Paul
Goble
Staunton, January 31 – Russians are
now wallowing in their past but “literally going around the edge of the enormous
black hole [of Stalin’s crimes], afraid to look into it,” Sergey Medvedev says.
But if they are to make progress, they must behave as Germany has done, acknowledging
the crimes their country has committed.
“Sooner or later,” the Russian
historian told a EU-sponsored seminar at Oxford, “Russia will have to pass along
the same path” if Russia is to reacquire a future (znak.com/2020-01-31/rossii_predstoit_osoznat_uzhasy_svoey_istorii_kak_eto_sdelala_germaniya_lekciya_sergeya_medvedeva_v_).
“Memory has become one of the most
important platforms of present-day political life,” the historian says, “the sphere
where the hottest wars are breaking out. Twenty years ago, no on thought that
the past would become ‘a mine field’ where we would fight over the
interpretation of World War II, the Holocaust, Stalin and so on.”
“Now this has become mainstream”
especially in Russia and especially in this 75th anniversary year of
the end of World War II. The fact that the Polish president did not go to
Jerusalem and the Russian president was not invited to Auschwitz is emblematic
of this fight over the past as a way of dealing with the present and future.
And as Medvedev notes, it recalls the
old Radio Armenia joke: Will there be a third world war? The station is asked.
No, there won’t be such a war, “but there will be such a struggle for peace
that it may seem like a war.” And what is striking is how rapidly this has
occurred: “If in 1991, we had a world of the future, now we have a world of the
past.”
This “transformation has taken place
booth in Russia and abroad, both from below at the level of individual families
and personal histories and from above by governments and international
coalitions.” The question naturally
arises -- “why has this occurred?” -- the Russian historian says, and why is
there such “a strong demand for dignity and identity?”
The Germans have been remarkably
immune to this trend because they were forced as a defeated and occupied people
to confront their past honestly, an experience
which continues to exert “a strong impression on German policy” be it with regard
to thinking about the Nazis or allowing immigrants to come into the country.
Other countries have had less
success in avoiding this turn to the past in part because they did not have
this German experience. Russia in particular has had “problems with memory” in
part because “with us, memory is very weak: in Russia there are many badly
preserved cemeteries and there are no graves which are preserved for centuries.”
“Our memory was taken from us by the
state and the empire,” Medvedev says. “The Russian people once every few
decades or even more often passes through a meatgrinder” because “this is the
problem of an imperial nation. And having begun a search for their roots is a
delayed reaction to this lack of memory.”

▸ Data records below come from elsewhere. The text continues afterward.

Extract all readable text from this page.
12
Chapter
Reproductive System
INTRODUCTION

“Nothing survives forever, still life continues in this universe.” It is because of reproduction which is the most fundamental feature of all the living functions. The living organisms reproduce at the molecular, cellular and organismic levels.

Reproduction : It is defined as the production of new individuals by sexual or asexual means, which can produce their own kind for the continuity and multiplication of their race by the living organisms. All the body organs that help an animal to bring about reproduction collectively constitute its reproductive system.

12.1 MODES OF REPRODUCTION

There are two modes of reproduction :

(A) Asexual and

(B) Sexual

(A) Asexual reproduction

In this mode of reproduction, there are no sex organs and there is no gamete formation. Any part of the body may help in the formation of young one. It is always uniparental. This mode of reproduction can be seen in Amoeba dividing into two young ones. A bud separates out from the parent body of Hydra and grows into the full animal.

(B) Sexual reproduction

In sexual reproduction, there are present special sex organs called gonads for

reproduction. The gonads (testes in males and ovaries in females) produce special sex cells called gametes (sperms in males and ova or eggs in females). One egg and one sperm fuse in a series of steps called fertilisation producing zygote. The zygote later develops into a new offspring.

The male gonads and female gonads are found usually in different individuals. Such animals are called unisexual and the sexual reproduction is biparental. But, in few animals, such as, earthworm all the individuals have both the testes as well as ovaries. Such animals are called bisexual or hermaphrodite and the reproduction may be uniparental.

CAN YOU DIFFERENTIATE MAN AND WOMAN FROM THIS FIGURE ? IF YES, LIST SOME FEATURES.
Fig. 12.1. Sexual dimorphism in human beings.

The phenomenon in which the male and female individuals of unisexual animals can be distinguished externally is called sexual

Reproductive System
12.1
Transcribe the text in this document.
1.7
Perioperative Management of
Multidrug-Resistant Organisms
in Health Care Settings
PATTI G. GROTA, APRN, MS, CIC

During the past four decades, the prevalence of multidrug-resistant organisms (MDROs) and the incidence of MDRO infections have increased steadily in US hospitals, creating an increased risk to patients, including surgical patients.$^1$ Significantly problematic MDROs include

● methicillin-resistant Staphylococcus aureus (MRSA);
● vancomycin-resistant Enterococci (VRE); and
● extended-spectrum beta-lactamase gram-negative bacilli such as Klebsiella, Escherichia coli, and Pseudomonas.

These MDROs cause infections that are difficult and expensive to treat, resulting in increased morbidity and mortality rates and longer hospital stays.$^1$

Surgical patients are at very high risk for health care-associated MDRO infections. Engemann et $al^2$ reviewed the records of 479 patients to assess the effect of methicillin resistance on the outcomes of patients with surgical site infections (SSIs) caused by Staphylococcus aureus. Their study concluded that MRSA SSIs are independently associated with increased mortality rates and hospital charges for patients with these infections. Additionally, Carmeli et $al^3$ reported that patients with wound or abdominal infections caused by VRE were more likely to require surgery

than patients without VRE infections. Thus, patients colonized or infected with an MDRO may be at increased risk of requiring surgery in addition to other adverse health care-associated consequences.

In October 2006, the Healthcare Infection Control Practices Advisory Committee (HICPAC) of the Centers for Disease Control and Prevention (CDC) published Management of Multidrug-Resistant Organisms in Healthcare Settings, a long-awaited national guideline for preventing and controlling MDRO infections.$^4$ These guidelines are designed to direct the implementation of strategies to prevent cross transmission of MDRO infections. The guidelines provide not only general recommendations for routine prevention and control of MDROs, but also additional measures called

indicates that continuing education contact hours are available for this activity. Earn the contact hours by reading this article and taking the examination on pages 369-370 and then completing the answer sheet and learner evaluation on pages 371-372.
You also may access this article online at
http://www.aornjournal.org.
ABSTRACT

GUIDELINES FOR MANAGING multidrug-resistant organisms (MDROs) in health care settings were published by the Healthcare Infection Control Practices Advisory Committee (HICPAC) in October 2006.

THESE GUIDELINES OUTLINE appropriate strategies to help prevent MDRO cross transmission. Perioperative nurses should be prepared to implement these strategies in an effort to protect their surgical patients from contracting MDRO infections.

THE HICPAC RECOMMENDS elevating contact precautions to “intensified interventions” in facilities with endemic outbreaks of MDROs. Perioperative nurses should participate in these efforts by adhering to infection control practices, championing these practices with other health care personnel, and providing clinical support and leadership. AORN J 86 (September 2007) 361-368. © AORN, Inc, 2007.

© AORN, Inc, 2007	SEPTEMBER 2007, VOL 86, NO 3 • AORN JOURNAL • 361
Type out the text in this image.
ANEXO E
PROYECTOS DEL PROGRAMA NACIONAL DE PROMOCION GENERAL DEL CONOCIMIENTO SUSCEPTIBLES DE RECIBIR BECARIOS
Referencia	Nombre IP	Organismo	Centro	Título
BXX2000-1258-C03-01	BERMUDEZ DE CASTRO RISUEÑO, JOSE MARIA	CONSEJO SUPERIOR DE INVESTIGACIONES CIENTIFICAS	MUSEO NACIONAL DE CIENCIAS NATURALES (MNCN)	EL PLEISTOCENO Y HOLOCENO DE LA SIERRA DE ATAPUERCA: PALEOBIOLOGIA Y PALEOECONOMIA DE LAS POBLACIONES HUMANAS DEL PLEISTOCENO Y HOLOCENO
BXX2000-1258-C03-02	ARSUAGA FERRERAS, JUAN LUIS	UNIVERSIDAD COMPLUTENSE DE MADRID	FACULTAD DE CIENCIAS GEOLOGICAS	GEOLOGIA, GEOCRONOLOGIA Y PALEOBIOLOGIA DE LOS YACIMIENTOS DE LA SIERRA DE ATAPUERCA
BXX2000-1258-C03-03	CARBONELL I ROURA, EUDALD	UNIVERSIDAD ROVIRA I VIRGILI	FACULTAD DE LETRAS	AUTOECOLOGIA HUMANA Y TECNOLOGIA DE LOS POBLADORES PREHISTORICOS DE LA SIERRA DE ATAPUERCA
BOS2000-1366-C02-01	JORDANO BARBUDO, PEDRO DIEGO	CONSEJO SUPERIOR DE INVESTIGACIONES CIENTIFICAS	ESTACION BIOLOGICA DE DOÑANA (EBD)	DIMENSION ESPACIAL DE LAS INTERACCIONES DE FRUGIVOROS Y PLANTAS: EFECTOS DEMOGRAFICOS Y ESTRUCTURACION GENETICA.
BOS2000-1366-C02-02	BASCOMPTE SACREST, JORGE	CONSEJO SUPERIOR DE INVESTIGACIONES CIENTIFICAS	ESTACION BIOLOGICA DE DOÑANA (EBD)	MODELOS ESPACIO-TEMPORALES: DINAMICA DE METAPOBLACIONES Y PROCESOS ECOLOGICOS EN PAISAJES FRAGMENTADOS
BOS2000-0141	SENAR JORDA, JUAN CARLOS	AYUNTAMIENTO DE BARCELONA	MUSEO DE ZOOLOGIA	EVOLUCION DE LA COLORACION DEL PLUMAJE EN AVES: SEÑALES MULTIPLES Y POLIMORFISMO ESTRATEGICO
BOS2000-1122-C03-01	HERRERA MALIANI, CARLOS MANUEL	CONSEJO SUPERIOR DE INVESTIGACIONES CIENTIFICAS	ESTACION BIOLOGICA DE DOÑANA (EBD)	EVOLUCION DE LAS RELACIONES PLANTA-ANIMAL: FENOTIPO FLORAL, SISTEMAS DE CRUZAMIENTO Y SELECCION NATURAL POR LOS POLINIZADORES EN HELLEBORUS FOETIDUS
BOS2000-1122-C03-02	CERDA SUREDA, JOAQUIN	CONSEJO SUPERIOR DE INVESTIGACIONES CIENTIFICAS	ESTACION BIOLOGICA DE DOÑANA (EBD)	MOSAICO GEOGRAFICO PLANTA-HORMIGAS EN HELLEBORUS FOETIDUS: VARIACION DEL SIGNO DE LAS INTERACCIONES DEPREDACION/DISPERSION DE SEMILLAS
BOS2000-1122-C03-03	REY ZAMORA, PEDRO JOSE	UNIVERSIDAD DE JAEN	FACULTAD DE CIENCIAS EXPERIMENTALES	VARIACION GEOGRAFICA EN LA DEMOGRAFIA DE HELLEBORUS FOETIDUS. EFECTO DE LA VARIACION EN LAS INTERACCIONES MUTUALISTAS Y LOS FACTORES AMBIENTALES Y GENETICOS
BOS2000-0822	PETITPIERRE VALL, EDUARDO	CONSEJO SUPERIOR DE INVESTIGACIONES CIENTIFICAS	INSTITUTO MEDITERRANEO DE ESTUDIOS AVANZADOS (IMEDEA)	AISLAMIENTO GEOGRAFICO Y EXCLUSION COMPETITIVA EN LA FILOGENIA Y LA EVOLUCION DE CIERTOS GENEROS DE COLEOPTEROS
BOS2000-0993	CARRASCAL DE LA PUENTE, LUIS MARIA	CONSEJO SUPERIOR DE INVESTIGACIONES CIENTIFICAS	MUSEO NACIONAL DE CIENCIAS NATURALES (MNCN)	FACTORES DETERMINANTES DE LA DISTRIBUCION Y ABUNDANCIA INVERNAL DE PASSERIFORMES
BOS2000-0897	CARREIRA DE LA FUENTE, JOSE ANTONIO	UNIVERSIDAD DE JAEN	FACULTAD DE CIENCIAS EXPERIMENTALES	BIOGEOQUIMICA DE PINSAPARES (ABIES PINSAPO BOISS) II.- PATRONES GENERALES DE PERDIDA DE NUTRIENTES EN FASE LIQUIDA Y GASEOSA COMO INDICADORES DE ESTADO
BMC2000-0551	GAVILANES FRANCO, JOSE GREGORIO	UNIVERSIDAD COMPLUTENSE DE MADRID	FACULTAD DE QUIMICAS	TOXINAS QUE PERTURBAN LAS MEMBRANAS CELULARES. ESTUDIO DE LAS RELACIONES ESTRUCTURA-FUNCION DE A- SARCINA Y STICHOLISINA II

“We live with a black hole in the
midst of our national memory,” Medvedev continues. “This is an enormous hole
which was formed in the middle of the 20th century. We go along the
edge of this black whole and are afraid to look into it.” And that opens the
way for “the falsification of history” which justifies this obliviousness to
the actual past.
“Now it is considered right to think
that the history of Russia is a history of victories. Suvorov, Stalin, Zhukov”
and that there has been on uninterrupted series of such victories with nothing
else in between. That demands averting one’s eyes and believing many things
that aren’t true – and there are plenty who will supply these new myths.
According to Medvedev, “with us, the
era of utopia ended with the collapse of the USSR. But we now are nostalgic for
that utopia” and its imagined benefits. “We have a Museum of Victory, but why
don’t we have a museum of war? There
cannot be victories without war,” and war involves more than victory marches.
Stalin has become fashionable with
Russians: he is now “a pure brand.” “Why?
This is connected with nostalgia for order. People think that under Stalin
there were no tortures in the militia. This is a kind of protest voting for
Stalin. A paradox. This is a fashion which reflects an absolutely demoralized
note.”
“Not 1991, not, 1917, But 1945 and
May 9, 1945 is when the USSR was at the height of its geopolitical greatness
and decided the fate of the world. All of today’s geopolitics of Russia is an
attempt to return to that condition,” Medvedev continues. To that end, the
Putin regime has created “an indisputable myth which is easy to package and
sell to the people.”
But this isn’t going to save Russia,
he says. The only thing that will is to go along the path Germany did, one that
involves both “soft memory like literature and stories, and hard like laws,
memorials and school textbooks. In Germany there are both.” Russia needs to
have both as well.
“Memory is a question of enlightenment.
On need not insist on one’s memory; one must recognize one’s guilt. The vicious
circle is broken when all the participating sides recognize their particular guilt
– Germany for the Holocaust and Russia for the occupation of Eastern Europe,
the border guards, SMERSH, and its attacks on Poles about the Holocaust.”
And then Medvedev concludes: “Only
from that point will Rebirth begin. In the opposite case, the memory wars are
fraught with civic, political and military conflicts.”